Ibnu al-Qayyim berkata: “Ada yang
mengatakan bahwa pernyataan itu ditulis oleh Manshûr bin ‘Ikrimah bin ‘Âmir bin
Hâsyim. Ada lagi yang mengatakan bahwa pernyataan itu ditulis oleh
Nadlr bin al-Hârits. Yang
benar, bahwa yang menulisnya
adalah Baghîdl bin ‘Âmir
bin Hâsyim, lalu
Rasulullah Shallallâhu 'alaihi
wasallam berdoa atasnya
(dengan doa yang buruk) dan dia pun mengalami kelumpuhan ditangannya sebagaimana
doa beliau Shallallâhu 'alaihi wasallam .

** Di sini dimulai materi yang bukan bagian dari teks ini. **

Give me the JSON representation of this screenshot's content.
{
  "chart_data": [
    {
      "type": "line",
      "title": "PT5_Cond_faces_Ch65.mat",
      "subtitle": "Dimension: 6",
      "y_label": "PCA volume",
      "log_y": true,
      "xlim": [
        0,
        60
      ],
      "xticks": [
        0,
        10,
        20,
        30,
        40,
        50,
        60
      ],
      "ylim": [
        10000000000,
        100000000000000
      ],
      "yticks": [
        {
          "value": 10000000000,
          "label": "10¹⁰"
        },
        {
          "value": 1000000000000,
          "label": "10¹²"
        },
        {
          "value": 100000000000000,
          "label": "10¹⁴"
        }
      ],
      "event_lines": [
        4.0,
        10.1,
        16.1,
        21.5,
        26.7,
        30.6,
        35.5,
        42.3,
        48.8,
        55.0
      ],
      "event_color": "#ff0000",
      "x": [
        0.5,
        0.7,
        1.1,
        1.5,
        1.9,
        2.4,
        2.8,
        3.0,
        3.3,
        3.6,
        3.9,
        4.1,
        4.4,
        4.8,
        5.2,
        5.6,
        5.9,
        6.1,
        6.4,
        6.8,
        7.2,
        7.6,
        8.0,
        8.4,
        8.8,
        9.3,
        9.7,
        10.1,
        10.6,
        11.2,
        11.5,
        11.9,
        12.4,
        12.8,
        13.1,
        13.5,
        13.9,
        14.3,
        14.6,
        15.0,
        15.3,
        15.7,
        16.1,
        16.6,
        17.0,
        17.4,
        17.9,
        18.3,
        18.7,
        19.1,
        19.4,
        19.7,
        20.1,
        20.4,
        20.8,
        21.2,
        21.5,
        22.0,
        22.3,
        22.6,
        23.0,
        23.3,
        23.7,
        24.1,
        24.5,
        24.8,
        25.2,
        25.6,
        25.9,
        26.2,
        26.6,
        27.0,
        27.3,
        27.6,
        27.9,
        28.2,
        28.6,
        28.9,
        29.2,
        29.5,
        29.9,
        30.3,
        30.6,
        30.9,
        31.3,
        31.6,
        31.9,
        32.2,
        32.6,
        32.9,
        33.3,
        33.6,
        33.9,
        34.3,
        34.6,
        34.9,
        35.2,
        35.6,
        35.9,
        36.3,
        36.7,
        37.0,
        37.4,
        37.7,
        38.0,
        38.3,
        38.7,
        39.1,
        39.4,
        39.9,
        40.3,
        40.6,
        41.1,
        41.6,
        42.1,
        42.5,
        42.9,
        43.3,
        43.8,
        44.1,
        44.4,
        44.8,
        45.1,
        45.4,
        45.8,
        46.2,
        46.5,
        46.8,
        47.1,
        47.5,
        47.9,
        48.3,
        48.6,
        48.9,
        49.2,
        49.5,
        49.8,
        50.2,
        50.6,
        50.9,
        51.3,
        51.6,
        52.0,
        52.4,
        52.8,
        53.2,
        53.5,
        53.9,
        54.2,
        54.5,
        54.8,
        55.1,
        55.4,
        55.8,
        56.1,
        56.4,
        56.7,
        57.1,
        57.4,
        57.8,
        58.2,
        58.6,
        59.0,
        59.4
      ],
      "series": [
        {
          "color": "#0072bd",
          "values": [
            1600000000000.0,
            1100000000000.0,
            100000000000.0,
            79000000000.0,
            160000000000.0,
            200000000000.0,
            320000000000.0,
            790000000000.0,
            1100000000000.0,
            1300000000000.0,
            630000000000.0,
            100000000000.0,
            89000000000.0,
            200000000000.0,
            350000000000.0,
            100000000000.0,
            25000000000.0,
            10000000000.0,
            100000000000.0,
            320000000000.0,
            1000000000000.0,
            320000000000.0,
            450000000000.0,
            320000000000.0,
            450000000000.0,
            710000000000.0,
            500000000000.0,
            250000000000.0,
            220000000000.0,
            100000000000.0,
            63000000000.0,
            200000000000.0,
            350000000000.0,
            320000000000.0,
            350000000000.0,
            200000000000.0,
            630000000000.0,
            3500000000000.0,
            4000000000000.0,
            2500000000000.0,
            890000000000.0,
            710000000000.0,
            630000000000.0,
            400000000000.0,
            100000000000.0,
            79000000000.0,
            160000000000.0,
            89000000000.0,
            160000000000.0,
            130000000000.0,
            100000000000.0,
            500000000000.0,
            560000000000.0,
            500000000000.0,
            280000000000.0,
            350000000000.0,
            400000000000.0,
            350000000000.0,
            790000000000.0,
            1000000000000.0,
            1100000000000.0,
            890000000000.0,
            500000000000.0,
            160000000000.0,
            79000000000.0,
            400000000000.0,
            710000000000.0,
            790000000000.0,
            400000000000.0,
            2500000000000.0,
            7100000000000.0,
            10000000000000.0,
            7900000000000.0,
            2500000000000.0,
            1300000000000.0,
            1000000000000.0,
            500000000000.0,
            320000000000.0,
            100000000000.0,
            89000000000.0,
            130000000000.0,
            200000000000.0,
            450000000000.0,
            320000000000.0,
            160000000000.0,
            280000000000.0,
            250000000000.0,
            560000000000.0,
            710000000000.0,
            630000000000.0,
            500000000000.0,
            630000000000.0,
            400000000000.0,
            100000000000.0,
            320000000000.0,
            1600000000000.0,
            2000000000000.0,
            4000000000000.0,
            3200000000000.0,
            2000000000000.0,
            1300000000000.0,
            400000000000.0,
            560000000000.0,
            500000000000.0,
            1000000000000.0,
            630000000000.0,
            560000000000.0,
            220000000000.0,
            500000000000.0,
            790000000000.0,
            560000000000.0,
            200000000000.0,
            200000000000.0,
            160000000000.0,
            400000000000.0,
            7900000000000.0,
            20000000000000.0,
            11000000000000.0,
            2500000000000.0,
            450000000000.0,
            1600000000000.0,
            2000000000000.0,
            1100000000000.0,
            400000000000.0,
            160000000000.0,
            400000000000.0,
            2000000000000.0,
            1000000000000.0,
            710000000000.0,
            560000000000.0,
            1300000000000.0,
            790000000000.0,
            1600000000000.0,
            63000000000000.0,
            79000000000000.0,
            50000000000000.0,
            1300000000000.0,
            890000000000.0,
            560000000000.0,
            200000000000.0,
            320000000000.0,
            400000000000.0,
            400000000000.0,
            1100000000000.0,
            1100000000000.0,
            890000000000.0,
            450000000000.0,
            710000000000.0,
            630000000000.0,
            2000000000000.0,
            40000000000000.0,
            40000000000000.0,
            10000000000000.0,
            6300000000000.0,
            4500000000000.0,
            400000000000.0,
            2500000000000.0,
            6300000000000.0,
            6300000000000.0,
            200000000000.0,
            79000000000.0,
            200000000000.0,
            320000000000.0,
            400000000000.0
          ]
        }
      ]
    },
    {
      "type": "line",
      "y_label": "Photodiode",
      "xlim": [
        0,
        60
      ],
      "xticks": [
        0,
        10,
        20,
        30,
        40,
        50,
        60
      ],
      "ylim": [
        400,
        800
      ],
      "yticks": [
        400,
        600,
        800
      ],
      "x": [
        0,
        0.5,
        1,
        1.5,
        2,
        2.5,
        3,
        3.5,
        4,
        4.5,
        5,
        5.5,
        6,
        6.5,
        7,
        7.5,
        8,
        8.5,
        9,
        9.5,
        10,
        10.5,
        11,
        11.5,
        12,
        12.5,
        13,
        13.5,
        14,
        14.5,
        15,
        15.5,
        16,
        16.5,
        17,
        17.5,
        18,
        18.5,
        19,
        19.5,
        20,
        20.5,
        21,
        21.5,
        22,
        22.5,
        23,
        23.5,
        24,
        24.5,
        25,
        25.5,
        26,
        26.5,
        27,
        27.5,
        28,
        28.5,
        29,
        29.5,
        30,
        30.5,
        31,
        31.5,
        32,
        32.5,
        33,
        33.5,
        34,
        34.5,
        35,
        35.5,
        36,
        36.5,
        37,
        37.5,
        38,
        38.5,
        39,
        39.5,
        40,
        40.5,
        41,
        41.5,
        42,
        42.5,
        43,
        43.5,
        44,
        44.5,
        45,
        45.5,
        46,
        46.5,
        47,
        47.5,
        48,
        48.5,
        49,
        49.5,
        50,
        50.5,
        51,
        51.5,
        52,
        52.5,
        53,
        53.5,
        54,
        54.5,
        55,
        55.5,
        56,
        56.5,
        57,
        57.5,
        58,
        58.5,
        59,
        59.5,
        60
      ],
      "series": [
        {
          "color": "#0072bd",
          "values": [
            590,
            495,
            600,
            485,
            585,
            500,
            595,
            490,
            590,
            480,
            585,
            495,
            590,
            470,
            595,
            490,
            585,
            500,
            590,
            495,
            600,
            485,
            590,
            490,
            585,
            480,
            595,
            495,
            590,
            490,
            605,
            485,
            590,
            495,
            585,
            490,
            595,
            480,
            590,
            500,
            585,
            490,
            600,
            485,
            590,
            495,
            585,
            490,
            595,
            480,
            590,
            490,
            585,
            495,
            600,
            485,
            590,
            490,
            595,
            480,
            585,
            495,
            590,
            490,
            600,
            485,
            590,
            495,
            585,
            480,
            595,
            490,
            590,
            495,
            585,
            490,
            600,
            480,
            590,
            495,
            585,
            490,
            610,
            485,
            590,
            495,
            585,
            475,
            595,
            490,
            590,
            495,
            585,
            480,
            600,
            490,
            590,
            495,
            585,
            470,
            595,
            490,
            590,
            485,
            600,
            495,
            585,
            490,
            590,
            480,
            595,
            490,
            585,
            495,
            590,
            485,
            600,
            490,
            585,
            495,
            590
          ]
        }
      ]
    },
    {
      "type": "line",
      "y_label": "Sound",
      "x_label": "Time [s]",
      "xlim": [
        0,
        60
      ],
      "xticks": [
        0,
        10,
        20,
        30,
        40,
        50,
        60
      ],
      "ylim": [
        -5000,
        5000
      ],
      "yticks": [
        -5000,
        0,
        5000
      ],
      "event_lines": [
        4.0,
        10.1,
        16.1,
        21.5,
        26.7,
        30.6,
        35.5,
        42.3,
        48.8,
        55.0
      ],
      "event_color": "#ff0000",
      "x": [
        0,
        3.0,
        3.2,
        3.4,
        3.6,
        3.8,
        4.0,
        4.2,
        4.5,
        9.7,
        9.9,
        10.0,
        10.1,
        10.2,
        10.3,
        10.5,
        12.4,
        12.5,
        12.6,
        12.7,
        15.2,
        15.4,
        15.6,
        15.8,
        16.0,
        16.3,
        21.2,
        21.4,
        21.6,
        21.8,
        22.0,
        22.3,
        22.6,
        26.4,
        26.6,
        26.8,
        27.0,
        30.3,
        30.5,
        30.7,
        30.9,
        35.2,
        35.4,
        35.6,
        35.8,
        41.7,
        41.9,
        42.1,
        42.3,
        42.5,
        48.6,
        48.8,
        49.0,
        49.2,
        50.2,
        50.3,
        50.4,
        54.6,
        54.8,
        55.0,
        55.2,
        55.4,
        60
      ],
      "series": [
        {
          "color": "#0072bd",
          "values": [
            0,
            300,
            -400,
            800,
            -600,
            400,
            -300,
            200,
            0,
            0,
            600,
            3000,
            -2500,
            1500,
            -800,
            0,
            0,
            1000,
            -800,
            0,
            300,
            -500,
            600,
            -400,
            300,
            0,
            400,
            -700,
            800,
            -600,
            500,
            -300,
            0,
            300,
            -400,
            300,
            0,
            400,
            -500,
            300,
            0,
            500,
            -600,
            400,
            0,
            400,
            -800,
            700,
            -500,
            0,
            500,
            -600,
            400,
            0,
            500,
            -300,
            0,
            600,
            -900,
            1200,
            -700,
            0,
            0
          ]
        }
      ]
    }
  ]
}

Perjanjian itu pun dilaksanakan dan digantungkan di rongga Ka’bah
namun Bani Hâsyim dan Bani al-Muththalib semuanya, baik yang masih
kafir maupun yang
sudah beriman selain Abu Lahab tetap
berpihak untuk membela
Rasulullah. Mereka akhirnya
tertahan di kediaman Abu
Thalib pada malam bulan Muharram tahun ke-7 dari
bi’tsah (diutusnya beliau sebagai
Rasul) sedangkan riwayat
yang lain menyebutkan selain tanggal tersebut.
Tiga
Tahun di Kediaman Abu Thalib
Pemboikotan semakin diperketat sehingga makanan dan stock pun habis,
sementara kaum musyrikin tidak
membiarkan makanan apapun
yang masuk ke Mekkah atau dijual
kecuali mereka segera
memborongnya. Tindakan ini membuat kondisi
Bani Hâsyim dan Bani al-Muththalib semakin kepayahan dan memprihatinkan sehingga mereka terpaksa
memakan dedaunan dan kulit-kulit. Selain
itu, jeritan kaum
wanita dan tangis
bayi-bayi yang mengerang kelaparan pun terdengar di balik kediaman
tersebut.
Tidak ada yang sampai ke tangan mereka kecuali
secara sembunyi-sembunyi, dan merekapun tidak keluar
rumah untuk membeli
keperluan keseharian kecuali
pada al- Asyhur al-Hurum (bulan-bulan yang diharamkan berperang). Mereka membelinya dari rombongan yang datang dari
luar Mekkah akan
tetapi penduduk Mekkah
menaikkan harga barang-barang kepada
mereka beberapa kali
lipat agar mereka
tidak mampu membelinya.
Hakîm bin Hizâm
pernah membawa gandum
untuk diberikan kepada
bibinya, Khadîjah
radhiallaahu 'anha namun suatu ketika dia dihadang oleh Abu Jahal dan
diinterogasi olehnya guna mencegah upayanya. Untung saja,
ada Abu al-Bukhturiy yang menengahi dan membiarkannya lolos
membawa gandum tersebut kepada bibinya.
Dilain pihak, Abu Thalib merasa
khawatir atas keselamatan Rasulullah Shallallâhu 'alaihi wasallam. Untuk itu, dia
biasanya memerintahkan beliau
untuk baring di tempat tidurnya bila orang-orang beranjak ke tempat tidur
mereka. Hal ini agar memudahkannya untuk mengetahui siapa yang hendak membunuh beliau. Dan
manakala orang-orang sudah benar-benar
tidur, dia memerintahkan salah satu dari putera-putera, saudara-saudara atau keponakan-keponakannya untuk
tidur di tempat
tidur Rasulullah sementara beliau Shallallâhu 'alaihi wasallam diperintahkan untuk tidur
di tempat tidur
mereka.
Rasulullah Shallallâhu 'alaihi wasallam dan kaum
muslimin keluar pada musim haji, menjumpai manusia dan mengajak mereka kepada Islam sebagaimana yang telah
kami singgung dalam pembahasan
lalu tentang perlakuan Abu Lahab terhadap mereka.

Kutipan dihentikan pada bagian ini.